Stepping into the gym in October of 2018 was a little intimidating. In fact, it took me until two weeks before my doctor's appointment in March to finally suck it up and join. I have lost a little over 20 pounds by now, I would imagine. Knowing my weight was as high as it was and wanting to lose the weight and go back to my original set point was not without consequences. I chose to work out with a personal trainer to keep me from excessive exercise and committed to running no more than 3 days per week, but that did not cover the eating aspect of things.

Over the past several months I have gone from eating 900 calories per day to being okay with eating up to 1800. Sometimes I eat as much as 2600, but that is extremely difficult to mentally and emotionally accept. When I was eating around 900 calories, my therapist recommended I see a nutritionist to help me with eating to maintain the energy level I desired. That seemed like a good idea...until the nutritionist told me I needed to eat.

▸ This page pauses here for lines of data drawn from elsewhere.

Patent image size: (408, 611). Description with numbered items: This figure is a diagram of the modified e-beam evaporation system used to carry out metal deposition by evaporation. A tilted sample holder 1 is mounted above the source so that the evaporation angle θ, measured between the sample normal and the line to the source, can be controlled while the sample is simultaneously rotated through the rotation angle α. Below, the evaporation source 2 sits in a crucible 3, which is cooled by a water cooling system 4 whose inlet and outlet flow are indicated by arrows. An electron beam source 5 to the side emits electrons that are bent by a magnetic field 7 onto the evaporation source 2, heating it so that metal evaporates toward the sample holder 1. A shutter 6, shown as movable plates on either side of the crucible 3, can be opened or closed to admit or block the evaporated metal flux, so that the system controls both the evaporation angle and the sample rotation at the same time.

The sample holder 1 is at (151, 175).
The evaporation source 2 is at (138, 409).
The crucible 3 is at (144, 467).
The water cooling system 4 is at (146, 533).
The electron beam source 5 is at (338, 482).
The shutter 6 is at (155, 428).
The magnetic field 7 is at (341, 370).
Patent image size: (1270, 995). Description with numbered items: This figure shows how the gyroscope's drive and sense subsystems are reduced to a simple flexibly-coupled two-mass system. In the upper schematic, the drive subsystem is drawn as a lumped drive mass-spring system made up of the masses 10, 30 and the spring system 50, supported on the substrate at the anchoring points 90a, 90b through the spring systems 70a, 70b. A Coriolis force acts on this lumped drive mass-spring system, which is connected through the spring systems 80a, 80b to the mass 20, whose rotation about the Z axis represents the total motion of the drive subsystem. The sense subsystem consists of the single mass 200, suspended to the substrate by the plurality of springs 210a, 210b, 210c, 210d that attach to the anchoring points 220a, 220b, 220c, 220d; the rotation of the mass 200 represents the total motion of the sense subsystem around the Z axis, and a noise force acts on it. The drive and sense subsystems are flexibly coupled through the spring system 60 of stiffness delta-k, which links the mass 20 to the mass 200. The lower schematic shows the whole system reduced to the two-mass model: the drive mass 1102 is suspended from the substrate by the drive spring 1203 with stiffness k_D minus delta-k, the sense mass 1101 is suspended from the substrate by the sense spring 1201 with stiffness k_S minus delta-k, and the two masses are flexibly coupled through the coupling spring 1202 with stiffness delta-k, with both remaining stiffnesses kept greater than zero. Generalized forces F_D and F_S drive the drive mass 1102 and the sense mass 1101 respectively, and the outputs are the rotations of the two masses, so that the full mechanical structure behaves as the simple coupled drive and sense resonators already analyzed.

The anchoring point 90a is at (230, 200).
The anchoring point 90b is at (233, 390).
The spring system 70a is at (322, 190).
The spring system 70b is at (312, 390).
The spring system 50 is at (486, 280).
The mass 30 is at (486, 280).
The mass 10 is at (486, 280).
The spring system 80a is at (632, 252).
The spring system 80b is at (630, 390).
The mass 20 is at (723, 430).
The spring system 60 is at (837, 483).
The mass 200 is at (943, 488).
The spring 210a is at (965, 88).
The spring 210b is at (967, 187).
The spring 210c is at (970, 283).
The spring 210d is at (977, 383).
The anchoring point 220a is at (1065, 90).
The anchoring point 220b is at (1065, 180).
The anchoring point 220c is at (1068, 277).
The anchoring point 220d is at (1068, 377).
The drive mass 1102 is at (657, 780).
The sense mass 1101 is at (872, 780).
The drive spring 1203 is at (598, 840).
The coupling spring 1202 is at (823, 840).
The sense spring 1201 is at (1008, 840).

Divulging to someone my food rituals, food preferences, exercise habits, and eating habits related to exercise became difficult because she stated, "you realize you meet the criteria for an eating disorder, right?"

How did I not realize this was true? I know myself better than anyone else, and I am a very intelligent person. I know the criteria for eating disorders and know my own actions. Why had this not occurred to me? I was in denial. I could eat if I wanted to. Except I couldn't. I loathe the fact that I have to eat as much as I eat on a daily basis.

Do you know what it is like to know you meet the criteria for an eating disorder? I have not personally taken the time to identify what this means to me or feels like. Instead, I am just trying to do what I am told. I am trying to eat as much and as often as I can, until I am satisfied rather than when I become fearful that it is too much. I am trying to drink around 100 ounces of water per day because cognitively I know that water weight is not the body weight I am actually afraid of. I am trying to be okay with following hunger cues (when I get them, if I get them).

It is incredibly challenging to do the homework involved each week to approach a more healthy relationship with food. I have to write down the negative thoughts I have and refute them with scientific facts. I have to write down the foods I actually enjoy (is that even possible?) rather than just the foods I am willing to eat. At some point, I have to record everything I eat in a day on a piece of paper where I cannot calculate the calories. A few weeks ago I went through my clothes and donated all of my "sick clothes" as the nutritionist calls them. As much as I would like to be a size 2 or 4 again I am trying to recognize that there was nothing healthy about what I was doing at that point in my life. NOT ONE THING.

In light of this journey and the attempts I am making toward a more well-rounded concept of health and body image, my goal is to someday be okay with eating a bowl of Froot Loops with Marshamallows again. I love them. I want to eat them without feeling shame or guilt. And if I want to eat an entire mixing bowl full of them, maybe I will. That seems pretty far away for now though.